Personal information
- Full name: Vyacheslav Vadymovych Borysenko
- Date of birth: 24 March 2002 (age 24)
- Place of birth: Zhytomyr, Ukraine
- Height: 1.91 m (6 ft 3 in)
- Position: Goalkeeper

Youth career
- 2010–2013: Feniks Zhytomyr
- 2013–2014: Dobro-Voskhod Kyiv
- 2014–2019: UFK-Karpaty Lviv

Senior career*
- Years: Team / Apps / (Gls)
- 2019–2021: Oleksandriya / 1 / (0)
- 2021–2022: FC Enerhiya Nova Kakhovka / 6 / (0)
- 2023: Dinaz Vyshhorod / 4 / (0)

= Vyacheslav Borysenko =

Ukrainian footballer

Vyacheslav Vadymovych Borysenko (В'ячеслав Вадимович Борисенко; born 24 March 2002) is a Ukrainian professional football goalkeeper.

==Career==
Borysenko is a product of the Feniks Zhytomyr and UFK-Karpaty Lviv academies.
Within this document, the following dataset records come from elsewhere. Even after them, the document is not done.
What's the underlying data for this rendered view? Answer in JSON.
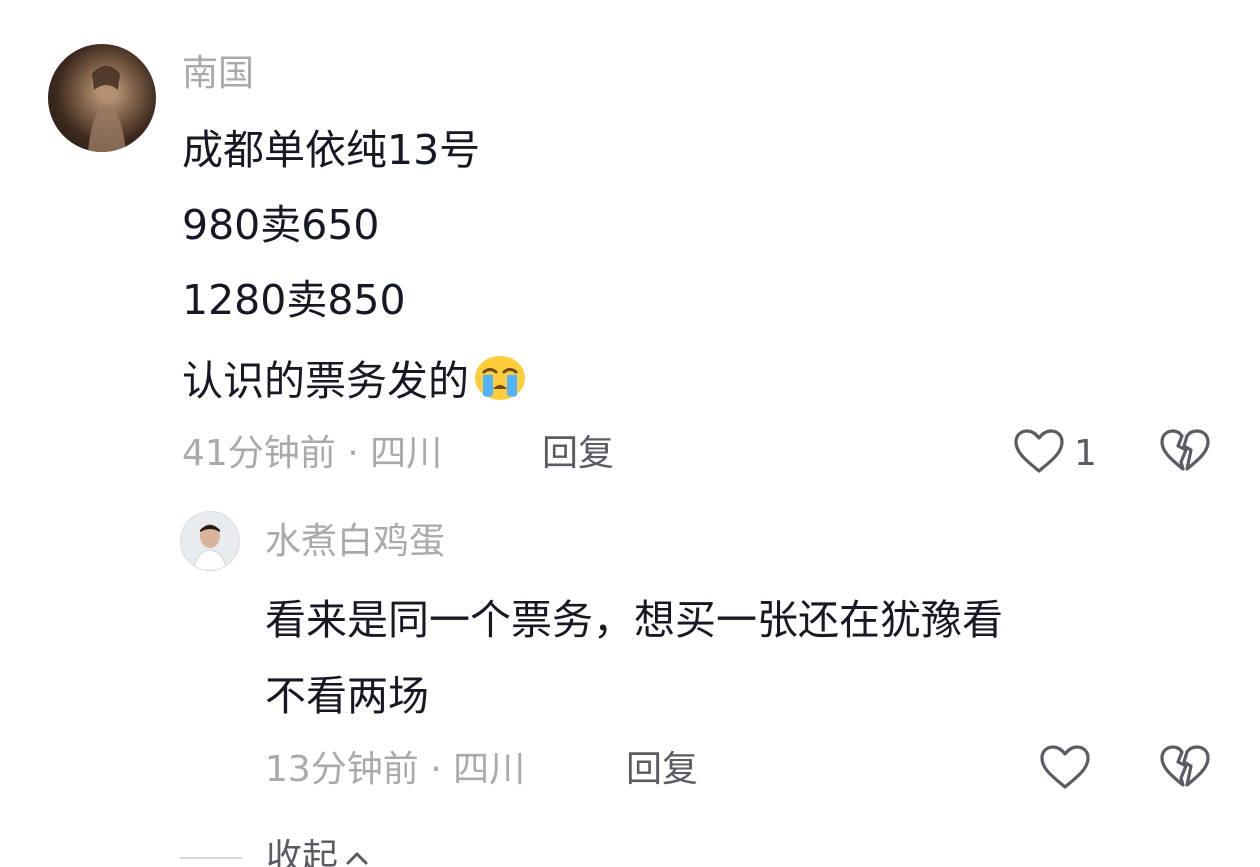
{
  "comment": {
    "username": "南国",
    "lines": [
      "成都单依纯13号",
      "980卖650",
      "1280卖850",
      "认识的票务发的"
    ],
    "time": "41分钟前",
    "location": "四川",
    "reply_label": "回复",
    "like_count": "1",
    "emoji": "loudly-crying-face"
  },
  "reply": {
    "username": "水煮白鸡蛋",
    "lines": [
      "看来是同一个票务，想买一张还在犹豫看",
      "不看两场"
    ],
    "time": "13分钟前",
    "location": "四川",
    "reply_label": "回复"
  },
  "meta_separator": " · ",
  "collapse_label": "收起"
}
From August 2019 he played for the side Oleksandriya in the Ukrainian Premier League Reserves and Under 19 Championship during four seasons. In July 2020 he was promoted to the main squad to play in the Ukrainian Premier League. Borysenko made his debut in the Ukrainian Premier League for Oleksandriya as a start squad player on 18 October 2020, playing in a winning home match against Inhulets Petrove.